University of Illinois at Urbana-Champaign
Rare Book Room Exhibit


FRANKLAND, SIR EDWARD (1825 - 1899). Experimental Researches in Pure, Applied, and Physical Chemistry. London, 1877.

This book is a collection of Frankland's memoirs to the Philosophical Transactions. His researches ranged very widely, from his investigations of "alcohol radicals" to those on combustion and water analysis. What is probably his most lasting contribution was the result of his researches with organometallic compounds, which contain bonds between carbon and a metal. In 1852, he pointed out the 'general symmetry' of the formulae of a number of inorganic and organic compounds, and suggested that "the combining power of the attracting element . . . is always satisfied by the same number of . . . atoms," and thus introduced into chemistry the vitally important conception of valency, which now forms an integral part of modern chemical theory.

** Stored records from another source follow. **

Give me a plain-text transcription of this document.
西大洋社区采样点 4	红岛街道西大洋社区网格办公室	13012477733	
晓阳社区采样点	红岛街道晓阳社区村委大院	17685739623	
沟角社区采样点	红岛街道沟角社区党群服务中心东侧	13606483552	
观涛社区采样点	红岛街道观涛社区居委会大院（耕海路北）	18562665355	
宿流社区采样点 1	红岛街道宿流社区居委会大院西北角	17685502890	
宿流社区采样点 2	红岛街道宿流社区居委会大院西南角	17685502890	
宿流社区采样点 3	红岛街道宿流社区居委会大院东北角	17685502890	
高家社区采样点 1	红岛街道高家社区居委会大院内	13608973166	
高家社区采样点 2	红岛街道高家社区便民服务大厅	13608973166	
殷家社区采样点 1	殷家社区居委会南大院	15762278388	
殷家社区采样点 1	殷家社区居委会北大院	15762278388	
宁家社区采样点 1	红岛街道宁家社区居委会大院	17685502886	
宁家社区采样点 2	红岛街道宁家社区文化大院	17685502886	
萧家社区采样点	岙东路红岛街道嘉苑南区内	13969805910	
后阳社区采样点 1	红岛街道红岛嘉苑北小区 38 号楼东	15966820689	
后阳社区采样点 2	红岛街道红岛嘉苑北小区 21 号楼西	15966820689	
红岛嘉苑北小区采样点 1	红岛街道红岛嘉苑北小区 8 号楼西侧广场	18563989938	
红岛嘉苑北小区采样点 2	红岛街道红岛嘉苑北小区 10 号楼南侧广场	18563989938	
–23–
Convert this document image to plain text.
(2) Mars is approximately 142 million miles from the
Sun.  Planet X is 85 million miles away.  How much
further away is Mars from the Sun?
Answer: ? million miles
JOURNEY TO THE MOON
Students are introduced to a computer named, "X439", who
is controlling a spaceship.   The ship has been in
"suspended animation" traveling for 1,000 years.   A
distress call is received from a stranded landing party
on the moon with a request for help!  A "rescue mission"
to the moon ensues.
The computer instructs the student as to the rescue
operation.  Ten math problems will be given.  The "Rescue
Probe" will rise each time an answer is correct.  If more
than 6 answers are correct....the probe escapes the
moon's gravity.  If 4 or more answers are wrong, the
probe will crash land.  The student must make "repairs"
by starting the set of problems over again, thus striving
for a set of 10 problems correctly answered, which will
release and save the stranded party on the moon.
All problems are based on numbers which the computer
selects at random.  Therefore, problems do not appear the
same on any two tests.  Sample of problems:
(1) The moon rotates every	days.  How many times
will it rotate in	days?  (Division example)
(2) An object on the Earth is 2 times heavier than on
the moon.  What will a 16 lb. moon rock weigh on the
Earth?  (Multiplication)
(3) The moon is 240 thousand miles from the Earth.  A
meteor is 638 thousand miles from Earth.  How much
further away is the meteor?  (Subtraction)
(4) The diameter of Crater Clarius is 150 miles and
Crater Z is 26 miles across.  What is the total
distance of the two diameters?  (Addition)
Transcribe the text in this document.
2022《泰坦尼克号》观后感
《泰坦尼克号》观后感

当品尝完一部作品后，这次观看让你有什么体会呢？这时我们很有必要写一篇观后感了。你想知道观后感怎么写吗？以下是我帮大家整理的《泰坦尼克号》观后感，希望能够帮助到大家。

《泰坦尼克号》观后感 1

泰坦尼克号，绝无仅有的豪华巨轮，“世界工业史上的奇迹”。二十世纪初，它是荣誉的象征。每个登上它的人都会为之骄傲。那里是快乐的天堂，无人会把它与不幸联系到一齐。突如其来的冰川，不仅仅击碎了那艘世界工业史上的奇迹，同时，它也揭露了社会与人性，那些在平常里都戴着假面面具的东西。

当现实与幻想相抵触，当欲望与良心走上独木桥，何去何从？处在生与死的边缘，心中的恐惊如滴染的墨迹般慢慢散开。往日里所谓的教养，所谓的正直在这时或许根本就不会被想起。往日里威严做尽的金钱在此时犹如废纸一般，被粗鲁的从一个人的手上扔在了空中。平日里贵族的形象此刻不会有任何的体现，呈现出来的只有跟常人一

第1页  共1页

The idea of valency laid the groundwork for Kekulé's hypothesis of the structure of benzene and for Gerhardt's theory of types. The copy of Experimental Researches on display is opened to the page describing his discovery of the notoriously inflammable dialkyl zinc compounds; Frankland describes that, when he added water to these compounds, "a greenish-blue flame several feet long shot out of the tube, causing great excitement amongst those present and diffusing an abominable odour through the laboratory." Frankland died at the age of 74 of a brief illness contracted while on a salmon fishing trip in Norway.

Dict. Nat. Biog., Supplement, p. 663.